12 February 2007

Global Climate Change: A New Global Treaty in the Works & Oil Chiefs Discuss Energy Issues

According to Reuters/Planet Ark, diplomatic efforts have begun to accelerate toward a framework for a new global climate change treaty. A European official close to the negotiations claims that the "tone of the debate has changed in the United States and Australia -- key nations which rejected the Kyoto Protocol on curbing greenhouse gas emissions -- and German Chancellor Angela Merkel has made it a top target of her G8 presidency this year."

A spokesman for British Prime Minister Tony Blair said Monday, "We need to work for agreement by the G8 plus five on the elements of a post-Kyoto framework including a global stabilisation goal and a cap and trade system, a framework that includes not just the US but also India and China."

Meanwhile, in Houston, oil industry heads are meeting to discuss global energy challenges, including ways to find more effective soultions to produce oil and gas, as well as alternatives to fossil fuels.

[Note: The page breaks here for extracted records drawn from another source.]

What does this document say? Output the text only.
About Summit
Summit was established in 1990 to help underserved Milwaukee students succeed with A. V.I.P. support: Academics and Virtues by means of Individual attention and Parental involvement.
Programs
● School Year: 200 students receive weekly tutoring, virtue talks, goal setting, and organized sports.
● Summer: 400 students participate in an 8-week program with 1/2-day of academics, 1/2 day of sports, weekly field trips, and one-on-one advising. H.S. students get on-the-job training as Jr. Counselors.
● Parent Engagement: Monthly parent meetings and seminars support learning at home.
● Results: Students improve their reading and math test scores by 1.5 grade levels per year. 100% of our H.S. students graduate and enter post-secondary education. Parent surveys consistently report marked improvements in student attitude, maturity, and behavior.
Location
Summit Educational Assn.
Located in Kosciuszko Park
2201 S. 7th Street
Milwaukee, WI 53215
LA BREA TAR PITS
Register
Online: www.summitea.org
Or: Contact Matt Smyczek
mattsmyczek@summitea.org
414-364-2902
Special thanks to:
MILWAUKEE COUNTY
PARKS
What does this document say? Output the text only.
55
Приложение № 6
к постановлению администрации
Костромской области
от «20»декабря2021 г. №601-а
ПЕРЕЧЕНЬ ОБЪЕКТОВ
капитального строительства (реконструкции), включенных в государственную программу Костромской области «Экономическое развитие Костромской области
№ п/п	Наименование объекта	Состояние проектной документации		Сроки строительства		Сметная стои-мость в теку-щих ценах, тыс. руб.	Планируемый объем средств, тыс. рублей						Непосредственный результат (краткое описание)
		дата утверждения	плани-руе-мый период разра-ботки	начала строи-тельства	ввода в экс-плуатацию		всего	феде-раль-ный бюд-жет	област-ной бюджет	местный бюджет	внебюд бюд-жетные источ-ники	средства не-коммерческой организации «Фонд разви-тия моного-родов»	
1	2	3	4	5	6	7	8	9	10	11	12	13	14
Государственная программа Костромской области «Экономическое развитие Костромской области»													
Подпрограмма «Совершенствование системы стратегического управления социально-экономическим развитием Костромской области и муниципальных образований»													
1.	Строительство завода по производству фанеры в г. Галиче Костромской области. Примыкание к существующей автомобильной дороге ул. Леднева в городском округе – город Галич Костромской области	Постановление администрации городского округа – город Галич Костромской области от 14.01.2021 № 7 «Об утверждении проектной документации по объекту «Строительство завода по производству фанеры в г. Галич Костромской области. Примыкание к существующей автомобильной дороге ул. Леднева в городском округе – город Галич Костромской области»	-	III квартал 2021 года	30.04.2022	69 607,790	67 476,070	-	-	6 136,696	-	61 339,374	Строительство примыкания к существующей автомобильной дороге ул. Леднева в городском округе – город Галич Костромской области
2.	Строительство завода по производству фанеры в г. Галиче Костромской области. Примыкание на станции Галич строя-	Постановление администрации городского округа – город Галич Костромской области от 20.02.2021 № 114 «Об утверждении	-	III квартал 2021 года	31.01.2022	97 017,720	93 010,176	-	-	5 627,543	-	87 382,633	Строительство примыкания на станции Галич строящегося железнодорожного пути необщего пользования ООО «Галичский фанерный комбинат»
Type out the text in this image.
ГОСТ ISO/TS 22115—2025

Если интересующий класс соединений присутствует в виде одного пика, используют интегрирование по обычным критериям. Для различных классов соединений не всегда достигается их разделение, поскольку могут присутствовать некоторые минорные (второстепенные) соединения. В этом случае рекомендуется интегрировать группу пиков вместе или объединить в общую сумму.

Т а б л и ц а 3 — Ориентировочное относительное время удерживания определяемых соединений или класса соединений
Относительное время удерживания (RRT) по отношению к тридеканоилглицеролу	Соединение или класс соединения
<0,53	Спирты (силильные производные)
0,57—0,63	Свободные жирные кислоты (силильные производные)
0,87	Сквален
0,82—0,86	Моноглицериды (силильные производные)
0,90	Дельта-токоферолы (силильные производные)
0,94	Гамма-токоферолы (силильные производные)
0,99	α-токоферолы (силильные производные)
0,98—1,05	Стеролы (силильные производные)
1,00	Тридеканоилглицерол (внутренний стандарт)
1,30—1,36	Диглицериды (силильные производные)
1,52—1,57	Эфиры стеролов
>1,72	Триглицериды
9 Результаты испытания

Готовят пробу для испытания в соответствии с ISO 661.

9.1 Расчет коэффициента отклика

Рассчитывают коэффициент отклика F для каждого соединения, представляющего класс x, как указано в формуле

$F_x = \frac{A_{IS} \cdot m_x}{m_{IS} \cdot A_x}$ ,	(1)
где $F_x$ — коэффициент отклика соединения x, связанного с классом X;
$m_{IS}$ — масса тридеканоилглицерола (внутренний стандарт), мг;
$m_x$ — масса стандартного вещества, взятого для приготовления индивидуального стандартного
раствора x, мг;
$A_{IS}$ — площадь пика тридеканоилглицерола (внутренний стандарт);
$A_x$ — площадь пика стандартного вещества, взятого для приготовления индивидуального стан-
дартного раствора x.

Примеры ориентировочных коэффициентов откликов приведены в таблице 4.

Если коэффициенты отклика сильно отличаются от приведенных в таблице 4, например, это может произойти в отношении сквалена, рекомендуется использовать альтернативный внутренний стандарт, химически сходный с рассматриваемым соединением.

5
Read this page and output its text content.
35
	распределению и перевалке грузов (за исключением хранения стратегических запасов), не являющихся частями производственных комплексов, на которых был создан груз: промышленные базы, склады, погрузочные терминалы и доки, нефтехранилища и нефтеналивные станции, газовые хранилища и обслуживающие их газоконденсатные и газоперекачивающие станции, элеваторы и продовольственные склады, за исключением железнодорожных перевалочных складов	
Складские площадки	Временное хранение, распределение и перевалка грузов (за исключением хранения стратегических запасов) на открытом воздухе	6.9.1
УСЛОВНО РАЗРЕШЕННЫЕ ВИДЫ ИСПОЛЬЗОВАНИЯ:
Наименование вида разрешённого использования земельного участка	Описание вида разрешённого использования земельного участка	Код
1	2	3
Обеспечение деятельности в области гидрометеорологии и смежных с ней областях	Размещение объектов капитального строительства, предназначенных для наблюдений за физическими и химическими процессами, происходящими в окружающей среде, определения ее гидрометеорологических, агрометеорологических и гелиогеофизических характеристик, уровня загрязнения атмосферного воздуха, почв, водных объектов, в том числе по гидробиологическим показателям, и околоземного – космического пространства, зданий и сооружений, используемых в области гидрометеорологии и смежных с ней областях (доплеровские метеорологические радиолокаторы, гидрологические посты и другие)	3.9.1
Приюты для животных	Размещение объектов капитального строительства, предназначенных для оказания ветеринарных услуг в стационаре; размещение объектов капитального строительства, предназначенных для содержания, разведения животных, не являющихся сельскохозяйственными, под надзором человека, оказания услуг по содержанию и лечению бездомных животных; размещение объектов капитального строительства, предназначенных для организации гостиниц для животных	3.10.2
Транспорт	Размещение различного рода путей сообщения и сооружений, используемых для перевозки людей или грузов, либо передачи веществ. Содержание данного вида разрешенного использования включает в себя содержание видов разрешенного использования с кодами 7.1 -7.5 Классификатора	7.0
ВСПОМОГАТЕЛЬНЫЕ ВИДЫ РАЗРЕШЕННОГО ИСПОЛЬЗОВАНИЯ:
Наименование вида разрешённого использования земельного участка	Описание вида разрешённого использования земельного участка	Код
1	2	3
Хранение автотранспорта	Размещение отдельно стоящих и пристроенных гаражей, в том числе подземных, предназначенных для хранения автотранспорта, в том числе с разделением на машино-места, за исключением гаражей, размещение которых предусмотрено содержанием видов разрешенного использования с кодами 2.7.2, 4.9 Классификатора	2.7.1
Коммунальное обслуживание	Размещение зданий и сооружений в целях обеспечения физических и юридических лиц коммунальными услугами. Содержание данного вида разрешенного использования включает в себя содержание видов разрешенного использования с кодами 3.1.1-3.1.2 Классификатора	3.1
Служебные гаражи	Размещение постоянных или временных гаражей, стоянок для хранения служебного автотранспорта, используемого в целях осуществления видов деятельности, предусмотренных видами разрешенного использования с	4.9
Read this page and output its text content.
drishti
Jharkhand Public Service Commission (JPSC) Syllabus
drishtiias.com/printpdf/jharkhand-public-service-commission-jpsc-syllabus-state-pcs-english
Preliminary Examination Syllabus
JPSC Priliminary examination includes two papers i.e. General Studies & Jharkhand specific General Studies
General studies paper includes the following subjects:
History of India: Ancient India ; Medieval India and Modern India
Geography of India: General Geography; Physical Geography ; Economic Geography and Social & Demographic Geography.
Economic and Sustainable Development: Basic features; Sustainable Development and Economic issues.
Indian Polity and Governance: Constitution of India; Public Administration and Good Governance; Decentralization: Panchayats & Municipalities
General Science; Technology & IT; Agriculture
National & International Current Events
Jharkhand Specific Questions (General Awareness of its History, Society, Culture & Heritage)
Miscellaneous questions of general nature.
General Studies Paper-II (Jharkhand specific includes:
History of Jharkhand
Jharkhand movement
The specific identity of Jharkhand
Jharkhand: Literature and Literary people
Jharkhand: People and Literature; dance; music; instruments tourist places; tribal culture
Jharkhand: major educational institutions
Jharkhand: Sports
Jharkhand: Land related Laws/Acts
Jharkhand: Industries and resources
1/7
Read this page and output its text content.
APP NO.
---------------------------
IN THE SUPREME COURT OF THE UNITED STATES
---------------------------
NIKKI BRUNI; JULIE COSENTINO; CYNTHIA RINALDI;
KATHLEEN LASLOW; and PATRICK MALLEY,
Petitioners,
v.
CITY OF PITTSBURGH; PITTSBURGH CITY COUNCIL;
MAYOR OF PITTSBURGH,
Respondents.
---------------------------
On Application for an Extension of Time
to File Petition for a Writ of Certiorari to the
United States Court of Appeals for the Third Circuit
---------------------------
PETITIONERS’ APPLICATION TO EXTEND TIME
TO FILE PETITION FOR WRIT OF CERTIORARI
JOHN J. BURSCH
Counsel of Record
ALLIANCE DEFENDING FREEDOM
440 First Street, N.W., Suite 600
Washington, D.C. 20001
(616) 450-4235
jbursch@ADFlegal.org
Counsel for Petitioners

According to the Associated Press, we can "expect to see industry leaders, including the chiefs of ConocoPhillips and Royal Dutch Shell PLC's U.S. division, speaking across America in an unprecedented campaign to educate consumers on energy-related issues and discuss topics such as ethanol and renewable fuels. It's also an opportunity for the companies to polish their images."

"There's never been as much effort going into technological innovation across the whole energy industry as we're seeing today," Daniel Yergin, chairman of Cambridge Energy Research Associates, a consultancy, and author of "The Prize," the Pulitzer Prize-winning history of the oil industry, told AP.